The results are printed to your terminal or Command Prompt with a format similar to the following:

{
    "partition_id": "<job-id>",
    "partition_status": "scheduled",
    "partition_status_message": "Partition job created"
}

Make a note of the <job-id> value, as you will need it in the next step.

3

Check the status of the job

Run the following curl command, replacing <job_id> with the <job_id> value from the previous step.

curl --request 'GET' \
"$UNSTRUCTURED_API_URL/v1/partition_async/<job_id>" \
--header 'accept: application/json' \
--header "unstructured-api-key: $UNSTRUCTURED_API_KEY"

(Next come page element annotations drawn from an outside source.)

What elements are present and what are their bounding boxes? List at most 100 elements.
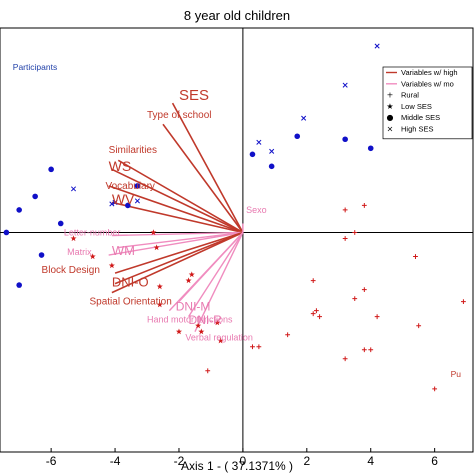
group-label-participants: Participants [13, 62, 57, 72]
vector-ses [171, 102, 244, 233]
point-middle-ses-13 [367, 145, 374, 152]
point-rural-9 [317, 314, 322, 320]
vector-label-dni-o: DNI-O [112, 275, 149, 290]
point-low-ses-12 [217, 337, 224, 344]
vector-block-design [114, 231, 244, 274]
point-low-ses-5 [150, 229, 157, 236]
legend-label-low-ses: Low SES [401, 102, 432, 111]
legend-label-variables-w-high: Variables w/ high [401, 68, 458, 77]
point-low-ses-8 [156, 301, 163, 308]
legend-marker-rural: + [387, 91, 394, 100]
point-rural-12 [374, 314, 380, 320]
legend-label-rural: Rural [401, 91, 419, 100]
point-rural-7 [310, 311, 316, 317]
x-tick-label: 0 [240, 454, 247, 468]
point-middle-ses-3 [3, 229, 10, 236]
x-tick-label: 2 [303, 454, 310, 468]
legend-box [382, 66, 473, 140]
legend-label-middle-ses: Middle SES [401, 113, 440, 122]
variable-vectors [108, 102, 244, 333]
point-low-ses-13 [175, 328, 183, 335]
point-high-ses-7 [374, 43, 380, 49]
point-rural-21 [361, 347, 367, 353]
point-rural-18 [342, 356, 348, 362]
vector-letter-number [111, 231, 243, 237]
vector-label-vocabulary: Vocabulary [105, 181, 154, 192]
legend-label-variables-w-mo: Variables w/ mo [401, 79, 454, 88]
point-high-ses-6 [342, 82, 348, 88]
point-low-ses-0 [70, 235, 77, 242]
vector-hand-motor-functions [168, 232, 244, 312]
chart-title: 8 year old children [184, 8, 290, 23]
legend-label-high-ses: High SES [401, 125, 434, 134]
x-tick-labels: -6 -4 -2 0 2 4 6 [46, 448, 438, 468]
vector-dni-r [187, 232, 244, 318]
point-low-ses-7 [188, 271, 195, 278]
vector-label-dni-r: DNI-R [189, 313, 223, 327]
point-middle-ses-7 [125, 202, 131, 209]
vector-labels: SES Type of school Similarities WS Vocabular… [42, 87, 267, 343]
vector-dni-o [114, 231, 244, 285]
point-low-ses-11 [214, 319, 221, 326]
point-rural-1 [342, 236, 348, 241]
point-middle-ses-0 [48, 166, 54, 173]
legend-marker-low-ses: ★ [386, 102, 393, 111]
point-rural-2 [342, 207, 348, 213]
point-rural-17 [256, 344, 262, 350]
point-middle-ses-4 [38, 252, 45, 258]
point-low-ses-4 [153, 244, 160, 251]
vector-wm [118, 231, 243, 249]
vector-label-dni-m: DNI-M [176, 300, 211, 314]
group-labels: Participants Pu [13, 62, 462, 379]
vector-label-sexo: Sexo [246, 205, 267, 215]
point-rural-5 [413, 254, 418, 259]
x-axis-label: Axis 1 - ( 37.1371% ) [181, 459, 293, 473]
vector-label-similarities: Similarities [109, 145, 157, 156]
point-rural-3 [352, 230, 358, 235]
point-middle-ses-8 [134, 183, 141, 189]
point-rural-13 [416, 323, 422, 329]
point-middle-ses-6 [57, 220, 64, 227]
point-high-ses-4 [256, 139, 262, 145]
x-tick-label: 4 [367, 454, 374, 468]
point-rural-15 [285, 332, 291, 338]
point-high-ses-0 [70, 186, 77, 192]
vector-label-hand-motor-functions: Hand motor functions [147, 315, 233, 325]
vector-label-spatial-orientation: Spatial Orientation [89, 297, 171, 308]
vector-label-wv: WV [112, 191, 135, 207]
point-high-ses-9 [269, 148, 275, 154]
point-middle-ses-9 [249, 151, 256, 158]
vector-label-wm: WM [112, 243, 135, 258]
legend-marker-high-ses: × [387, 125, 394, 134]
point-rural-14 [461, 299, 466, 305]
x-tick-label: -2 [174, 454, 185, 468]
vector-label-letter-number: Letter-number [64, 227, 121, 237]
x-tick-label: -6 [46, 454, 57, 468]
point-middle-ses-2 [32, 193, 38, 200]
point-middle-ses-5 [16, 282, 22, 288]
point-middle-ses-1 [16, 207, 22, 213]
point-rural-19 [432, 386, 438, 392]
point-middle-ses-11 [294, 133, 301, 140]
point-middle-ses-10 [268, 163, 275, 170]
vector-spatial-orientation [111, 231, 244, 294]
vector-label-verbal-regulation: Verbal regulation [185, 333, 253, 343]
point-low-ses-3 [156, 283, 163, 290]
x-tick-label: -4 [110, 454, 121, 468]
point-rural-11 [361, 287, 367, 293]
point-rural-0 [205, 368, 211, 374]
vector-similarities [117, 159, 244, 234]
vector-label-ws: WS [109, 158, 132, 174]
point-rural-20 [368, 347, 374, 353]
point-high-ses-3 [112, 199, 118, 205]
point-low-ses-10 [198, 328, 205, 335]
vector-ws [111, 168, 244, 234]
point-rural-10 [352, 296, 358, 302]
point-rural-4 [361, 203, 367, 208]
vector-label-block-design: Block Design [42, 265, 100, 276]
vector-type-of-school [162, 123, 244, 233]
vector-verbal-regulation [194, 232, 244, 333]
vector-label-matrix: Matrix [67, 247, 92, 257]
point-low-ses-2 [108, 262, 115, 269]
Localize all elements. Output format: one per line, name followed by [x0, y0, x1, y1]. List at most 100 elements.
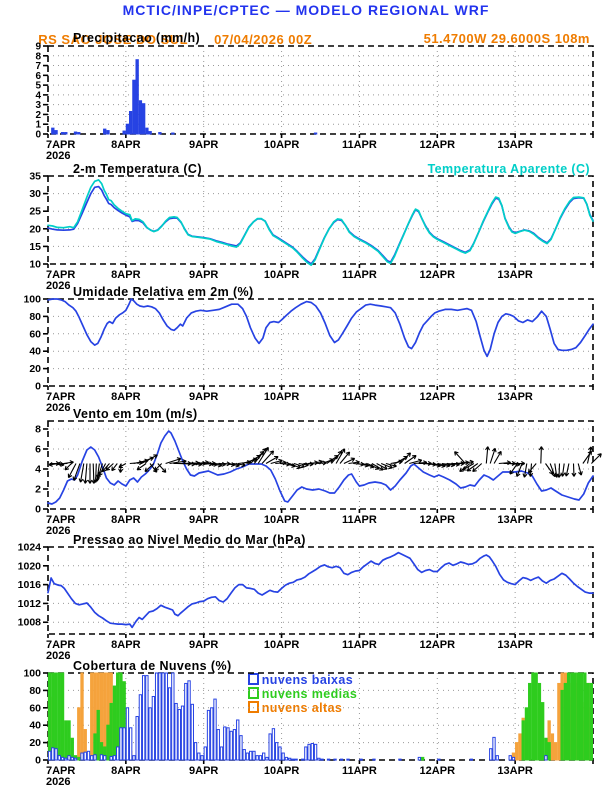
wind-arrow-icon: [485, 446, 490, 464]
wind-arrow-icon: [493, 450, 502, 464]
y-tick-label: 100: [23, 668, 41, 680]
bar: [566, 672, 571, 761]
bar: [553, 742, 558, 761]
bar: [333, 758, 337, 761]
wind-arrow-icon: [118, 463, 127, 469]
high-clouds-swatch-icon: [247, 701, 259, 713]
bar: [103, 128, 107, 135]
y-tick-label: 60: [29, 702, 41, 714]
bar: [586, 682, 590, 761]
x-tick-label: 12APR: [420, 765, 456, 777]
bar: [229, 730, 233, 761]
bar: [550, 733, 555, 761]
bar: [245, 752, 250, 761]
wind-arrow-icon: [339, 451, 351, 464]
bar: [521, 720, 525, 761]
bar: [77, 707, 81, 761]
wind-arrow-icon: [509, 463, 518, 475]
bar: [239, 735, 243, 761]
bar: [232, 729, 237, 761]
x-tick-label: 10APR: [264, 765, 300, 777]
bar: [398, 758, 402, 761]
bar: [106, 130, 110, 135]
wind-arrow-icon: [591, 453, 602, 464]
run-time: 07/04/2026 00Z: [214, 32, 313, 47]
y-tick-label: 0: [35, 755, 41, 767]
wind-arrow-icon: [515, 463, 523, 477]
bar: [262, 752, 266, 761]
bar: [90, 755, 94, 761]
wind-arrow-icon: [460, 459, 474, 465]
bar: [145, 127, 149, 135]
bar: [109, 702, 113, 761]
bar: [193, 742, 198, 761]
wind-arrow-icon: [538, 446, 544, 464]
series-line: [47, 551, 594, 629]
x-tick-label: 8APR: [111, 514, 140, 526]
bar: [304, 746, 308, 761]
x-tick-label: 8APR: [111, 269, 140, 281]
x-tick-label: 11APR: [342, 514, 377, 526]
station-run-line: RS SAO JOSE DO SUL 07/04/2026 00Z: [30, 17, 312, 47]
bar: [252, 750, 256, 761]
wind-arrow-icon: [586, 446, 593, 464]
y-tick-label: 0: [35, 130, 41, 141]
bar: [67, 755, 71, 761]
x-tick-label: 10APR: [264, 639, 300, 651]
wind-arrow-icon: [459, 463, 471, 473]
wind-arrow-icon: [154, 463, 163, 472]
bar: [67, 720, 71, 761]
bar: [70, 756, 74, 761]
x-tick-label: 11APR: [342, 391, 377, 403]
bar: [54, 672, 58, 761]
wind-arrow-icon: [105, 463, 114, 471]
bar: [57, 755, 61, 761]
bar: [99, 754, 104, 761]
wind-arrow-icon: [165, 457, 182, 465]
cloud-legend: nuvens baixas nuvens medias nuvens altas: [240, 659, 365, 715]
wind-arrow-icon: [556, 463, 562, 478]
bar: [560, 689, 564, 761]
legend-item-low-clouds: nuvens baixas: [247, 673, 353, 687]
y-tick-label: 1008: [18, 617, 42, 629]
bar: [573, 672, 577, 761]
bar: [284, 756, 289, 761]
wind-arrow-icon: [111, 463, 118, 472]
bar: [223, 726, 227, 761]
y-tick-label: 7: [35, 61, 41, 72]
x-tick-label: 13APR: [497, 639, 533, 651]
bar: [57, 672, 61, 761]
bar: [54, 748, 58, 761]
bar: [64, 720, 68, 761]
wind-arrow-icon: [462, 463, 475, 471]
y-tick-label: 8: [35, 424, 41, 436]
bar: [177, 709, 182, 761]
bar: [187, 680, 191, 761]
bar: [51, 672, 55, 761]
wind-arrow-icon: [257, 446, 269, 464]
bar: [171, 672, 175, 761]
wind-arrow-icon: [96, 463, 104, 480]
y-tick-label: 4: [35, 90, 41, 101]
bar: [417, 756, 422, 761]
station-name: RS SAO JOSE DO SUL: [38, 32, 189, 47]
x-tick-label: 8APR: [111, 139, 140, 151]
wind-arrow-icon: [466, 463, 479, 472]
bar: [583, 672, 587, 761]
bar: [540, 702, 545, 761]
x-tick-label: 9APR: [189, 765, 218, 777]
bar: [129, 727, 133, 761]
bar: [531, 672, 535, 761]
y-tick-label: 2: [35, 110, 41, 121]
y-tick-label: 25: [29, 206, 41, 218]
wind-arrow-icon: [376, 463, 388, 470]
bar: [73, 131, 78, 135]
x-tick-label: 7APR: [46, 269, 75, 281]
x-tick-year: 2026: [46, 776, 70, 788]
panel-title-wind: Vento em 10m (m/s): [73, 407, 198, 421]
bar: [216, 729, 220, 761]
bar: [492, 736, 496, 761]
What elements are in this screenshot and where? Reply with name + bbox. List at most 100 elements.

The results are printed to your terminal or Command Prompt with a format similar to the following:

{
    "partition_id": "<job-id>",
    "partition_status": "in_progress",
    "partition_status_message": "Started processing partition request",
    "elements": null
}

If the job is still in progress, repeat the curl command until the job is complete.

4

Examine the results

If you run the preceding command and the job has successfully completed, the results that are printed to your terminal or Command Prompt will contain the processed data within the elements array, for example:

{
    "partition_id": "<job-id>",
    "partition_status": "in_progress",
    "partition_status_message": "Started processing partition request",
    "elements": [
        {
            "type": "...",
            "element_id": "...",
            "text": "...",
            "metadata": {
                "...": "..."
            }
        },
        {
            "type": "...",
            "element_id": "...",
            "text": "...",
            "metadata": {
                "...": "..."
            }
        }
    ]   
}

By default, the JSON is printed without indenting or other whitespace. You can pretty-print the JSON output by using utilities such as jq in future command runs.

You can also pipe the JSON output to a local file by using the curl option -o, —output <file> in future command runs.

You can also call the Unstructured Partition Endpoint by using the Unstructured Python SDK or the Unstructured JavaScript/TypeScript SDK.